Reliable quantum memories with unreliable components

Quantum memory systems are vital in quantum information processing for dependable storage and retrieval of quantum states. Inspired by classical reliability theories that synthesize reliable computing systems from unreliable components, we formalize the problem of reliable storage of quantum information using noisy components. We introduce the notion of stable quantum memories and define the storage rate as the ratio of the number of logical qubits to the total number of physical qubits as well as the circuit complexity of the decoder, which includes both quantum gates and measurements. We demonstrate that a strictly positive storage rate can be achieved by constructing a quantum memory system with quantum expander codes. Moreover, by reducing the reliable storage problem to reliable quantum communication, we provide upper bounds on the achievable storage capacity. In the case of physical qubits corrupted by noise satisfying hypercontractivity conditions, we provide a tighter upper bound on storage capacity using an entropy dissipation argument.
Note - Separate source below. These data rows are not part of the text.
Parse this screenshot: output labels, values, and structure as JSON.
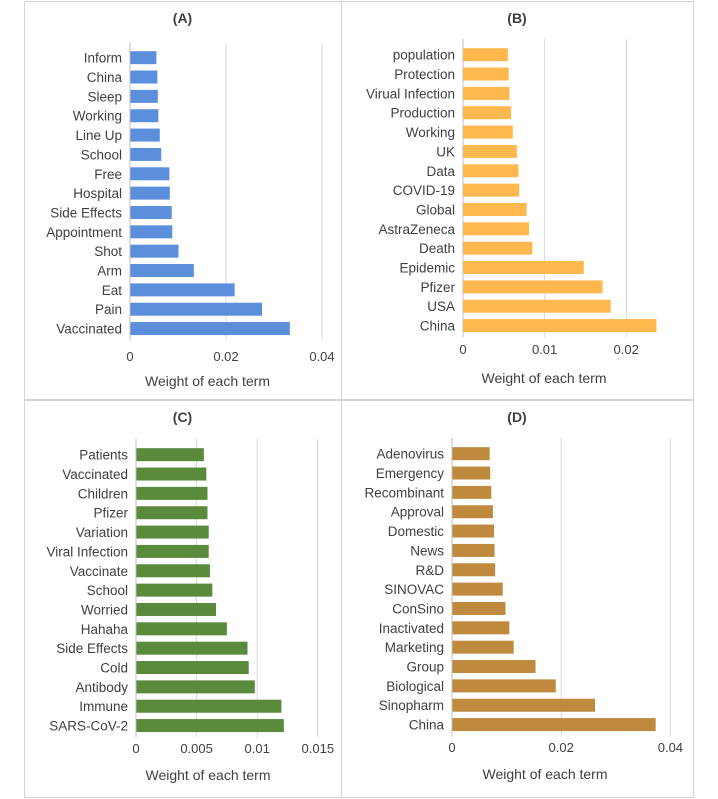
{
  "chart_data": [
    {
      "type": "bar",
      "orientation": "horizontal",
      "title": "(A)",
      "xlabel": "Weight of each term",
      "ylabel": "",
      "xlim": [
        0,
        0.045
      ],
      "xticks": [
        0,
        0.02,
        0.04
      ],
      "xtick_labels": [
        "0",
        "0.02",
        "0.04"
      ],
      "grid": true,
      "color": "#5b8fdc",
      "categories": [
        "Inform",
        "China",
        "Sleep",
        "Working",
        "Line Up",
        "School",
        "Free",
        "Hospital",
        "Side Effects",
        "Appointment",
        "Shot",
        "Arm",
        "Eat",
        "Pain",
        "Vaccinated"
      ],
      "values": [
        0.0055,
        0.0057,
        0.0058,
        0.0059,
        0.0062,
        0.0065,
        0.0082,
        0.0083,
        0.0087,
        0.0088,
        0.0101,
        0.0133,
        0.0218,
        0.0275,
        0.0333
      ]
    },
    {
      "type": "bar",
      "orientation": "horizontal",
      "title": "(B)",
      "xlabel": "Weight of each term",
      "ylabel": "",
      "xlim": [
        0,
        0.025
      ],
      "xticks": [
        0,
        0.01,
        0.02
      ],
      "xtick_labels": [
        "0",
        "0.01",
        "0.02"
      ],
      "grid": true,
      "color": "#ffb84d",
      "categories": [
        "population",
        "Protection",
        "Virual Infection",
        "Production",
        "Working",
        "UK",
        "Data",
        "COVID-19",
        "Global",
        "AstraZeneca",
        "Death",
        "Epidemic",
        "Pfizer",
        "USA",
        "China"
      ],
      "values": [
        0.0055,
        0.0056,
        0.0057,
        0.0059,
        0.0061,
        0.0066,
        0.0068,
        0.0069,
        0.0078,
        0.0081,
        0.0085,
        0.0148,
        0.0171,
        0.0181,
        0.0237
      ]
    },
    {
      "type": "bar",
      "orientation": "horizontal",
      "title": "(C)",
      "xlabel": "Weight of each term",
      "ylabel": "",
      "xlim": [
        0,
        0.017
      ],
      "xticks": [
        0,
        0.005,
        0.01,
        0.015
      ],
      "xtick_labels": [
        "0",
        "0.005",
        "0.01",
        "0.015"
      ],
      "grid": true,
      "color": "#5a8a3c",
      "categories": [
        "Patients",
        "Vaccinated",
        "Children",
        "Pfizer",
        "Variation",
        "Viral Infection",
        "Vaccinate",
        "School",
        "Worried",
        "Hahaha",
        "Side Effects",
        "Cold",
        "Antibody",
        "Immune",
        "SARS-CoV-2"
      ],
      "values": [
        0.0056,
        0.0058,
        0.0059,
        0.0059,
        0.006,
        0.006,
        0.0061,
        0.0063,
        0.0066,
        0.0075,
        0.0092,
        0.0093,
        0.0098,
        0.012,
        0.0122
      ]
    },
    {
      "type": "bar",
      "orientation": "horizontal",
      "title": "(D)",
      "xlabel": "Weight of each term",
      "ylabel": "",
      "xlim": [
        0,
        0.045
      ],
      "xticks": [
        0,
        0.02,
        0.04
      ],
      "xtick_labels": [
        "0",
        "0.02",
        "0.04"
      ],
      "grid": true,
      "color": "#bf8a3e",
      "categories": [
        "Adenovirus",
        "Emergency",
        "Recombinant",
        "Approval",
        "Domestic",
        "News",
        "R&D",
        "SINOVAC",
        "ConSino",
        "Inactivated",
        "Marketing",
        "Group",
        "Biological",
        "Sinopharm",
        "China"
      ],
      "values": [
        0.0069,
        0.007,
        0.0072,
        0.0075,
        0.0077,
        0.0078,
        0.0079,
        0.0093,
        0.0098,
        0.0105,
        0.0113,
        0.0153,
        0.019,
        0.0262,
        0.0373
      ]
    }
  ]
}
Furthermore, observing that the time complexity of the decoder scales nontrivially with the number of physical qubits, achieving asymptotic rates may not be possible due to the induced dependence of the noise on the number of physical qubits. In this constrained nonasymptotic setting, we derive upper bounds on storage capacity using finite blocklength communication bounds. Finally, we numerically analyze the gap between upper and lower bounds in both asymptotic and nonasymptotic cases, and provide suggestions to tighten the gap.